Given these challenges, US GME sponsoring institutions and program directors must be prepared with innovative and practical solutions that minimize the disruption of optimal patient care and IMG training schedules (table). First, powerful stakeholders, such as large academic institutions, the Accreditation Council for Graduate Medical Education (ACGME), and the Educational Commission for Foreign Medical Graduates (ECFMG), must continue to strongly lobby for the resolution of all political and bureaucratic obstacles that may hinder or delay IMG travels. As immigration policies continue to evolve, all stakeholders must continue to closely monitor the situation and relentlessly remind policymakers that IMGs are essential to combating this crisis. Second, program directors are urged to schedule some IMGs to start with rotations that can be completed remotely. Global health electives have become a standard offering, with recent surveys showing that 70% to 91% of GME training programs offer this experience.10  Suggestions include shaping global electives to include ACGME core competencies for the specialty and to ensure resident learning and professional developement.10  We recommend that program directors immediately communicate with incoming IMGs to assess their travel situations and discuss options for global health electives.

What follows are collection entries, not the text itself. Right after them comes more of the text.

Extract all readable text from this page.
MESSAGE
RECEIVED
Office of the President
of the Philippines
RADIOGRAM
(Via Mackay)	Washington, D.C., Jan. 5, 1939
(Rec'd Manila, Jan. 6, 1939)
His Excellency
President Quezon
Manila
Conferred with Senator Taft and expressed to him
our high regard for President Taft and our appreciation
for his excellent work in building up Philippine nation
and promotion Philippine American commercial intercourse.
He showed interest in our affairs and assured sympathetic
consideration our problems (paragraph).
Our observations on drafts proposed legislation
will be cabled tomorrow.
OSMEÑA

We also recommend developing telehealth rotations in which IMGs can practice transcontinental telemedicine with appropriate supervision per ACGME guidelines.11  Telehealth rotations will allow IMGs to remotely engage in direct clinical care of US patients and also free up US trainees for necessary hands-on work. Other options for remote electives might include international research or teaching electives (perhaps COVID-19 related), which would allow IMGs to contribute to the scientific and educational efforts to curb the pandemic. Lastly, sponsoring institutions are encouraged to modify their GME unpaid extended leave of absence policies to accommodate significant travel interruptions.

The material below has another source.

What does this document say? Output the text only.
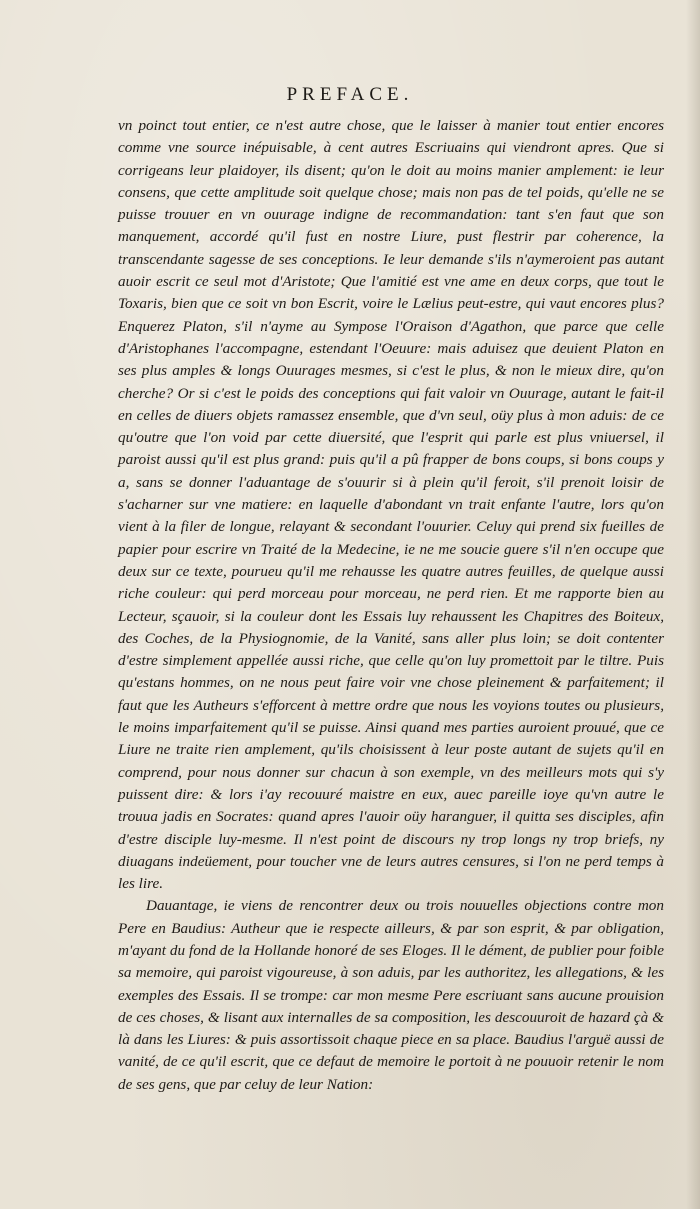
PREFACE.

vn poinct tout entier, ce n'est autre chose, que le laisser à manier tout entier encores comme vne source inépuisable, à cent autres Escriuains qui viendront apres. Que si corrigeans leur plaidoyer, ils disent; qu'on le doit au moins manier amplement: ie leur consens, que cette amplitude soit quelque chose; mais non pas de tel poids, qu'elle ne se puisse trouuer en vn ouurage indigne de recommandation: tant s'en faut que son manquement, accordé qu'il fust en nostre Liure, pust flestrir par coherence, la transcendante sagesse de ses conceptions. Ie leur demande s'ils n'aymeroient pas autant auoir escrit ce seul mot d'Aristote; Que l'amitié est vne ame en deux corps, que tout le Toxaris, bien que ce soit vn bon Escrit, voire le Lælius peut-estre, qui vaut encores plus? Enquerez Platon, s'il n'ayme au Sympose l'Oraison d'Agathon, que parce que celle d'Aristophanes l'accompagne, estendant l'Oeuure: mais aduisez que deuient Platon en ses plus amples & longs Ouurages mesmes, si c'est le plus, & non le mieux dire, qu'on cherche? Or si c'est le poids des conceptions qui fait valoir vn Ouurage, autant le fait-il en celles de diuers objets ramassez ensemble, que d'vn seul, oüy plus à mon aduis: de ce qu'outre que l'on void par cette diuersité, que l'esprit qui parle est plus vniuersel, il paroist aussi qu'il est plus grand: puis qu'il a pû frapper de bons coups, si bons coups y a, sans se donner l'aduantage de s'ouurir si à plein qu'il feroit, s'il prenoit loisir de s'acharner sur vne matiere: en laquelle d'abondant vn trait enfante l'autre, lors qu'on vient à la filer de longue, relayant & secondant l'ouurier. Celuy qui prend six fueilles de papier pour escrire vn Traité de la Medecine, ie ne me soucie guere s'il n'en occupe que deux sur ce texte, pourueu qu'il me rehausse les quatre autres feuilles, de quelque aussi riche couleur: qui perd morceau pour morceau, ne perd rien. Et me rapporte bien au Lecteur, sçauoir, si la couleur dont les Essais luy rehaussent les Chapitres des Boiteux, des Coches, de la Physiognomie, de la Vanité, sans aller plus loin; se doit contenter d'estre simplement appellée aussi riche, que celle qu'on luy promettoit par le tiltre. Puis qu'estans hommes, on ne nous peut faire voir vne chose pleinement & parfaitement; il faut que les Autheurs s'efforcent à mettre ordre que nous les voyions toutes ou plusieurs, le moins imparfaitement qu'il se puisse. Ainsi quand mes parties auroient prouué, que ce Liure ne traite rien amplement, qu'ils choisissent à leur poste autant de sujets qu'il en comprend, pour nous donner sur chacun à son exemple, vn des meilleurs mots qui s'y puissent dire: & lors i'ay recouuré maistre en eux, auec pareille ioye qu'vn autre le trouua jadis en Socrates: quand apres l'auoir oüy haranguer, il quitta ses disciples, afin d'estre disciple luy-mesme. Il n'est point de discours ny trop longs ny trop briefs, ny diuagans indeüement, pour toucher vne de leurs autres censures, si l'on ne perd temps à les lire.

Dauantage, ie viens de rencontrer deux ou trois nouuelles objections contre mon Pere en Baudius: Autheur que ie respecte ailleurs, & par son esprit, & par obligation, m'ayant du fond de la Hollande honoré de ses Eloges. Il le dément, de publier pour foible sa memoire, qui paroist vigoureuse, à son aduis, par les authoritez, les allegations, & les exemples des Essais. Il se trompe: car mon mesme Pere escriuant sans aucune prouision de ces choses, & lisant aux internalles de sa composition, les descouuroit de hazard çà & là dans les Liures: & puis assortissoit chaque piece en sa place. Baudius l'arguë aussi de vanité, de ce qu'il escrit, que ce defaut de memoire le portoit à ne pouuoir retenir le nom de ses gens, que par celuy de leur Nation:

In addition to developing contingency plans for travel delays, GME programs should carefully plan for the arrival of IMGs this year. Programs, especially in areas with strict lockdown measures, should anticipate difficulties with processing paperwork and navigating complex systems. For example, if salary payroll enrollment is delayed, advanced payments might be considered. Assisting IMGs and their families with the relocation process such as finding a new home or choosing health and disability insurance is also essential to enhance the focus on patient care and residency responsibilities. We also recommend that residency psychological, financial, and legal resources be communicated and offered to IMGs and their families if they become ill. Finally, IMGs must do their part and start to plan immediately for this transition by tracking flight restrictions, making early bookings, and rapidly initiating all the necessary paperwork for themselves and their families.

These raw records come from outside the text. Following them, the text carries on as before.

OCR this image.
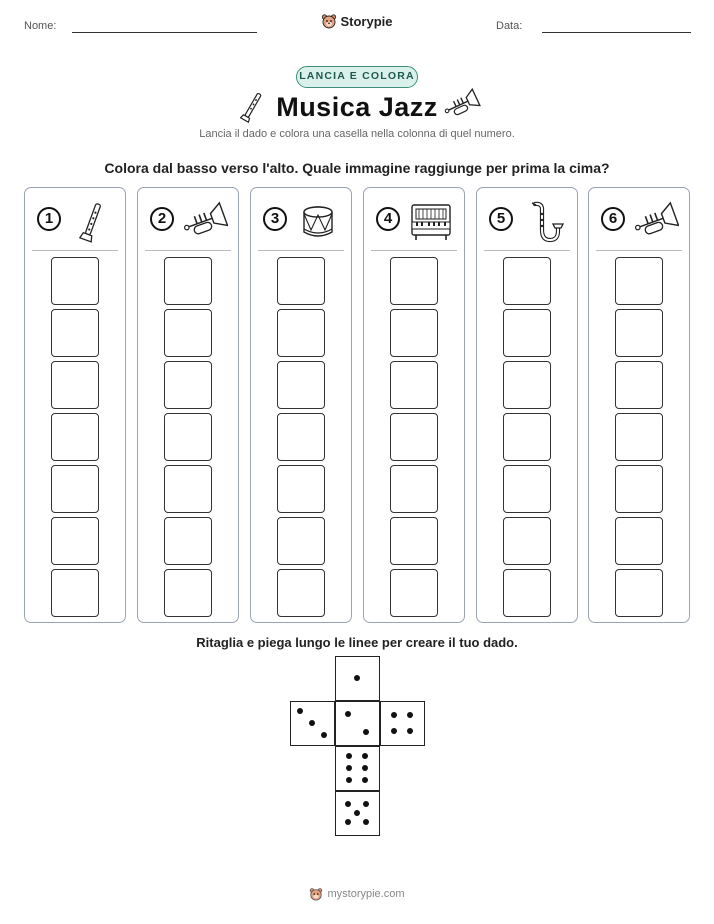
Nome:	Storypie	Data:
LANCIA E COLORA
Musica Jazz
Lancia il dado e colora una casella nella colonna di quel numero.
Colora dal basso verso l'alto. Quale immagine raggiunge per prima la cima?
1	2	3	4	5	6
Ritaglia e piega lungo le linee per creare il tuo dado.
mystorypie.com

The promise of high-quality medical training, meritocracy, and equality has always made pursuing medical practice in the United States worthwhile. Currently, more than 4000 recently matched IMGs are facing formidable challenges in their transition to GME training. While the current state of uncertainty is anxiety provoking for IMGs and the GME community, we must be prepared with unconventional solutions that minimize disruptions to patient care, the training of IMGs, and their career aspirations.